# Thevenin’s Theorem

In this article we are going to analyse the Thevenin’s Theorem along with an example.

#### Thevenin’s Theorem

Fig.1 shows a network enclosed in a box with two terminal A and B brought out. The network in the box may consist of any number of resistors and e.m.f. sources connected in any manner.

Fig.1

According to Thevenin, the entire circuit enclosed in the box can be replaced by a single source of e.m.f. called Thevenin voltage (ETH) in series with a single resistance called Thevenin resistance RTH  as shown in Fig.2.

Fig.2

The value of ETH  and RTH are determined by using Thevenin’s Theorem.

Once Thevenin’s equivalent circuit is obtained, then current thorough the load resistance RL connected across AB can be found out by using the following equation :

I = ETH /( RTH + RL )

Thevenin’s theorem as applied to d.c. circuit and may be stated as :

Any linear, bilateral network having terminals A and B can be replaced by a single source of e.m.f. ETH in series with a single resistance RTH.

•  The e.m.f. ETH is the voltage obtained across the terminal A and B, with no load connected to it i.e. It is open circuited voltage between terminal A and B.
• The resistance RTH is the resistance of the network measured between terminal A and B with load removed and voltage sources replaced by their internal resistances. Ideal voltage sources are replaced with short circuits and ideal current sources are replaced with open circuits.

Let’s understand this by considering a circuit  as shown in Fig 3 below:

Fig.3

Here we have replaced the circuit inside the enclosed box with with a circuit having one voltage source V and three resistances R1, R2 and R3.
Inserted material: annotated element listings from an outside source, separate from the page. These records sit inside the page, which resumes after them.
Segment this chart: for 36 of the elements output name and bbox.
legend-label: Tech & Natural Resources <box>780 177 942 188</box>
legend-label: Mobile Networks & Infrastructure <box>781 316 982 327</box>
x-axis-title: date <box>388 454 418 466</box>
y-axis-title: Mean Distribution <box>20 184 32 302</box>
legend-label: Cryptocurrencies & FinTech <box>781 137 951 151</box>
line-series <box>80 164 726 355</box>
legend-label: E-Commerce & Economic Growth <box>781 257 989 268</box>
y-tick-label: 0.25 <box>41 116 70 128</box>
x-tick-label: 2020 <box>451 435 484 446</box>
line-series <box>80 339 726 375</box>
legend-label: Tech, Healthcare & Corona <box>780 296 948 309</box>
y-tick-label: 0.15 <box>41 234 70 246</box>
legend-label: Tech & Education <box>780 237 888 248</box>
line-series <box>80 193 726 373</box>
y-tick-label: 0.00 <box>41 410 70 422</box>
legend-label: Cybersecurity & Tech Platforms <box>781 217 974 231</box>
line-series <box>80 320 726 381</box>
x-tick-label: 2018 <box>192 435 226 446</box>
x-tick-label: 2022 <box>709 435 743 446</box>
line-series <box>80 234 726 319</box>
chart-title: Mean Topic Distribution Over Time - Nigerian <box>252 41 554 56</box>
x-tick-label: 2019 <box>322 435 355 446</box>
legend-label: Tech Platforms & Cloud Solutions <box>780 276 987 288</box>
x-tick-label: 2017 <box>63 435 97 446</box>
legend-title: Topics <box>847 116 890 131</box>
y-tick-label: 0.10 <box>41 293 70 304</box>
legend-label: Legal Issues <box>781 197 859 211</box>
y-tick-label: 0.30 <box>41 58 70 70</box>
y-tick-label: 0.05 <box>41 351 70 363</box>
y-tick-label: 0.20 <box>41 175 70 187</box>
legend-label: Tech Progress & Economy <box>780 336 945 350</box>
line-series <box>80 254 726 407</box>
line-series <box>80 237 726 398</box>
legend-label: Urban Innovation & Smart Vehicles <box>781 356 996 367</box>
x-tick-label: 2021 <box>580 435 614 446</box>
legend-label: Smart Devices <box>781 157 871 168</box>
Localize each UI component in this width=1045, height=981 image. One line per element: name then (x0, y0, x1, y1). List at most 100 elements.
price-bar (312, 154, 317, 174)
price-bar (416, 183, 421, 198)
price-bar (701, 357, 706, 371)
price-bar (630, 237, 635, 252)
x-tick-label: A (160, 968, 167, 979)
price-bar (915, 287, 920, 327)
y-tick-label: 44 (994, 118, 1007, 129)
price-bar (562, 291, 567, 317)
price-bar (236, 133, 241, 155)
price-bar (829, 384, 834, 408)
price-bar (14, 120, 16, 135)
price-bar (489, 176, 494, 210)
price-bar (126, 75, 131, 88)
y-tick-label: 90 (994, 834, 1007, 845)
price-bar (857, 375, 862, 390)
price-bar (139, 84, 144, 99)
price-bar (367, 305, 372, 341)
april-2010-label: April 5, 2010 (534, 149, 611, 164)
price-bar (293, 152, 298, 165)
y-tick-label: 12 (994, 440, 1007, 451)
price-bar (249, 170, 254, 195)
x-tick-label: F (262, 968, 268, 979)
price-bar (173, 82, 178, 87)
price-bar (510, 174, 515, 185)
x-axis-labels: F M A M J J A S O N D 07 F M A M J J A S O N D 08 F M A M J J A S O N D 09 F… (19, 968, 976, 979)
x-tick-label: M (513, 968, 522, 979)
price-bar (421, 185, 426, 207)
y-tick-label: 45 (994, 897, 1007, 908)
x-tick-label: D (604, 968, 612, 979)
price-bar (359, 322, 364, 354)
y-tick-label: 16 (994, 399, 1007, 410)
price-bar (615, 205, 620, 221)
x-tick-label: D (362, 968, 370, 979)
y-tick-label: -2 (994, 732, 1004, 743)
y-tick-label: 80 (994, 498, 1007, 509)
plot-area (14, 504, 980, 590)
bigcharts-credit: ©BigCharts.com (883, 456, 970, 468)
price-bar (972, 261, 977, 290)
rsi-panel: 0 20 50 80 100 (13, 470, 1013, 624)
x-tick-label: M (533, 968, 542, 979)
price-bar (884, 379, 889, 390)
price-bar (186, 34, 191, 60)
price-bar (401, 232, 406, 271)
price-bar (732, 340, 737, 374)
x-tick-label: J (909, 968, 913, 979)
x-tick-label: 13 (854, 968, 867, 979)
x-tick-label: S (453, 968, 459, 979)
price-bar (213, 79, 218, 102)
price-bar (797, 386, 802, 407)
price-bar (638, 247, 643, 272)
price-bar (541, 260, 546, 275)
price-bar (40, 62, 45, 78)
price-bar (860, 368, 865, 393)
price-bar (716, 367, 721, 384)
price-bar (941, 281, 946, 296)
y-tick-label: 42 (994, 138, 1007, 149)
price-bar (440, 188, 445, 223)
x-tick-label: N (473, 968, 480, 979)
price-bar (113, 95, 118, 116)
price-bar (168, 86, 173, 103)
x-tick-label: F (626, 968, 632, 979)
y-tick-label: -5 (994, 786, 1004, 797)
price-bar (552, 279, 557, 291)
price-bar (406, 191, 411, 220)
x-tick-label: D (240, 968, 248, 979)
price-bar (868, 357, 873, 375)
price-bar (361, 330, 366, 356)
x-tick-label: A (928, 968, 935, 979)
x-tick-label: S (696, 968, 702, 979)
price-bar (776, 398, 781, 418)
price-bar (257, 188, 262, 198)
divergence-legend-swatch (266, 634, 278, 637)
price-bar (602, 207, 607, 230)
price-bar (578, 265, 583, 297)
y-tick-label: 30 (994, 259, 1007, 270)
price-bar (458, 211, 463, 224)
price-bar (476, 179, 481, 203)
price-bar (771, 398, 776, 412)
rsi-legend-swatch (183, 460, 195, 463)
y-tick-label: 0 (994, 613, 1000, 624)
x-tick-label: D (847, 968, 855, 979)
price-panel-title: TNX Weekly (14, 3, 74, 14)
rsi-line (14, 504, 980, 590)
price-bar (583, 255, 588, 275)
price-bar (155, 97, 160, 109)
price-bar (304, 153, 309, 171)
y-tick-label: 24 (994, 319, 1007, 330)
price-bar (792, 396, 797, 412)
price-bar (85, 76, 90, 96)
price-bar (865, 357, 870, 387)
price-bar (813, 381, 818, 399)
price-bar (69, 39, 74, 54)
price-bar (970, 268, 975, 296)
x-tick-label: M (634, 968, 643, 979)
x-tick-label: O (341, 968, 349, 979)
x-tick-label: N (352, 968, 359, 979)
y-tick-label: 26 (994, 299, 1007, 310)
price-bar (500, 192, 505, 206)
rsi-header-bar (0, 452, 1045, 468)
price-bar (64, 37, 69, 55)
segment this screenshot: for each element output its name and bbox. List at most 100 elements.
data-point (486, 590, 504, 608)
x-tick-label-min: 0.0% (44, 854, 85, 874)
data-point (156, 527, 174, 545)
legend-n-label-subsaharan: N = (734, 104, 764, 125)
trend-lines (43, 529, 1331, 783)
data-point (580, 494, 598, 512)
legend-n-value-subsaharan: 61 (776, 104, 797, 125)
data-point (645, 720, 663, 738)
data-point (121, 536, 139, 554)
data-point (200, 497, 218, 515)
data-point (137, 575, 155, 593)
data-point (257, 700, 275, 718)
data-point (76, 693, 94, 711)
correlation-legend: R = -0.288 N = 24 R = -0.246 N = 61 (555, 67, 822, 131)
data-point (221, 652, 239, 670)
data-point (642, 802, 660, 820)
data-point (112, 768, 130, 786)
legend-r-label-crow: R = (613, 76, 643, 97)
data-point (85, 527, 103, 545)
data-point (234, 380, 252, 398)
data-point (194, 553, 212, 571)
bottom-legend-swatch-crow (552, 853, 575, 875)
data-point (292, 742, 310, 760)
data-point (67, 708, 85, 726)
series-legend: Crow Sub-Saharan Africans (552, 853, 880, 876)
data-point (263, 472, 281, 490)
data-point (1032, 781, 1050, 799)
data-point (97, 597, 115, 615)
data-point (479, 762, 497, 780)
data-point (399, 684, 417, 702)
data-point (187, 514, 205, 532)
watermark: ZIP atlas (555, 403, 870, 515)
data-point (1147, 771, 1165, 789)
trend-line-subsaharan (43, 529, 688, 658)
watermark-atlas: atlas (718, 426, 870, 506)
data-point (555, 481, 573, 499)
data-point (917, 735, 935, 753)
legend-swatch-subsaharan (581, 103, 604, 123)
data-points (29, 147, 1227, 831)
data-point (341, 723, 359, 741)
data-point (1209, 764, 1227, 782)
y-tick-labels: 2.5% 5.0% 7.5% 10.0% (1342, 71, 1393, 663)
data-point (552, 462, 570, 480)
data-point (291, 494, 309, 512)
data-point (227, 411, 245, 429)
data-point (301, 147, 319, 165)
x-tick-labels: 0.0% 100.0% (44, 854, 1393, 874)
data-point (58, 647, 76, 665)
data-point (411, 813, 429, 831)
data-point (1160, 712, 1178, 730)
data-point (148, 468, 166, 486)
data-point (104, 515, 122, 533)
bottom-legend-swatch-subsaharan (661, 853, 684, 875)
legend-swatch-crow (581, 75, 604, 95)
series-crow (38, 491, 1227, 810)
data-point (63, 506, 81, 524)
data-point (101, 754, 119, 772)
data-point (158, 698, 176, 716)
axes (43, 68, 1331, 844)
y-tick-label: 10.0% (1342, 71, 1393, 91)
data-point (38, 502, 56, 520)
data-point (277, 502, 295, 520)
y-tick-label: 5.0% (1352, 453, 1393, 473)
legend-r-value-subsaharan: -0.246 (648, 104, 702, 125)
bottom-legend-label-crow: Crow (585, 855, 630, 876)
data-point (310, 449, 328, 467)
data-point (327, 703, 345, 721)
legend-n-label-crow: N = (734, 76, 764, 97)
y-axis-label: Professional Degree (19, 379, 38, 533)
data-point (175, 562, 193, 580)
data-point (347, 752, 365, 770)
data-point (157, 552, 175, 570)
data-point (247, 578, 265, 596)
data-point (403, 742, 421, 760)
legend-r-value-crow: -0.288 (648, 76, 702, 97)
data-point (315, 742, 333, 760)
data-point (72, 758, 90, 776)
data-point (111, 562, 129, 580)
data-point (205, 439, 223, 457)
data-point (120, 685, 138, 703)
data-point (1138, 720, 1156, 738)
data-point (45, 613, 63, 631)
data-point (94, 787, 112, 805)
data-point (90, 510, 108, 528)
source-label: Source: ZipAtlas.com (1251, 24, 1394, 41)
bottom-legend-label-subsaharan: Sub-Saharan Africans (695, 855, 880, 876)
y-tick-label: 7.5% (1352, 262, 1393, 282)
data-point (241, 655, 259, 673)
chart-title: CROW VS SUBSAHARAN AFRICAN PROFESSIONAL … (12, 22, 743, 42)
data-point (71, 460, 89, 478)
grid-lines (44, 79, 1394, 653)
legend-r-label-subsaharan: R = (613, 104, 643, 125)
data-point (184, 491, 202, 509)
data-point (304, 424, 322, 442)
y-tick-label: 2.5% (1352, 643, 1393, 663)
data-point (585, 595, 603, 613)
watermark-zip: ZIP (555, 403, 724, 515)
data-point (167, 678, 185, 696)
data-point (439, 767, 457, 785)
According to Thevenin, the circuit behind the terminal A and B can be replaced by a single voltage source ETH in series with a single resistance RTH  as shown in Fig.4.

Fig.4

ETH is the voltage across the terminal AB with RL removed. As RL is removed, there will be no current in R2 and ETH will be the voltage across R3.

ETH = Voltage across R3

= Current through R3 × Resistance R3

= [V / (R1 + R3)] × R3

To find  RTH, remove the load resistance RL and replace the voltage source by a short circuit as it is assumed that the voltage source is ideal one, hence it has no  internal resistance.

Now the resistance measured between A and B is equal to RTH

If we look into the circuit, we can see that R1 and R3 are in parallel and this parallel combination is in series with the resistance R2 .

So, RTH = R2 + [(R1 ×R3 ) /(R1+R3)]

When load resistance RL is connected across terminal AB, the current in RL is given by :

IL= ETH / (RTH + RL)

Example: Determine Thevenin Equivalent circuit for the below circuit shown in Fig.5.

Fig.5

Fig.6

##### Step 2 : Calculate the Thevenin Voltage

We can see from the Fig.6 that it is a simple circuit with a voltage source and three resistances. As RL is removed, there will be no current in the  3 Ω resistor.

So, Thevenin voltage (ETH ) will be equal to the the voltage drop across the 6Ω resistor.

To find out the voltage drop across the 6Ω resistor, we need to find out the current through it.

So, current through 6Ω resistor =  12 V / (2Ω +6Ω ) = 1.5 A

Hence  ETH = Voltage drop across 6Ω resistor = 1.5 A × 6 Ω = 9 V

##### Step 3:  Calculate the Thevenin Resistance

To find  RTH, remove the load resistance RL and replace the voltage source by a short circuit as it is assumed that the voltage source is ideal one.

Fig.7

Now the resistance measured between A and B is equal to RTH

We can see from the Fig.7 that the 2 Ω resistor  and 6 Ω resistor are in parallel and this parallel combination is in series with the resistance 3 Ω resistor .

So, RTH = 3+ [(2×6 ) /(2+6)] = 4.5 Ω

##### Step 4 : Draw the Thevenin Equivalent Circuit

So, the Thevenin Equivalent circuit will be :

Fig.8

Many times while analyzing power systems and other circuits we come across some circuits where one particular resistor in the circuit i.e. the load resistor, is subject to change. In such cases Thevenin’s theorem comes as  a great rescue.

As, in such circuits, re-calculation of the circuit is needed with each trial value of load resistance to determine the voltage across it and the current through it. Hence, Converting the power system circuit to its Thevenin equivalent can greatly simplify this problem.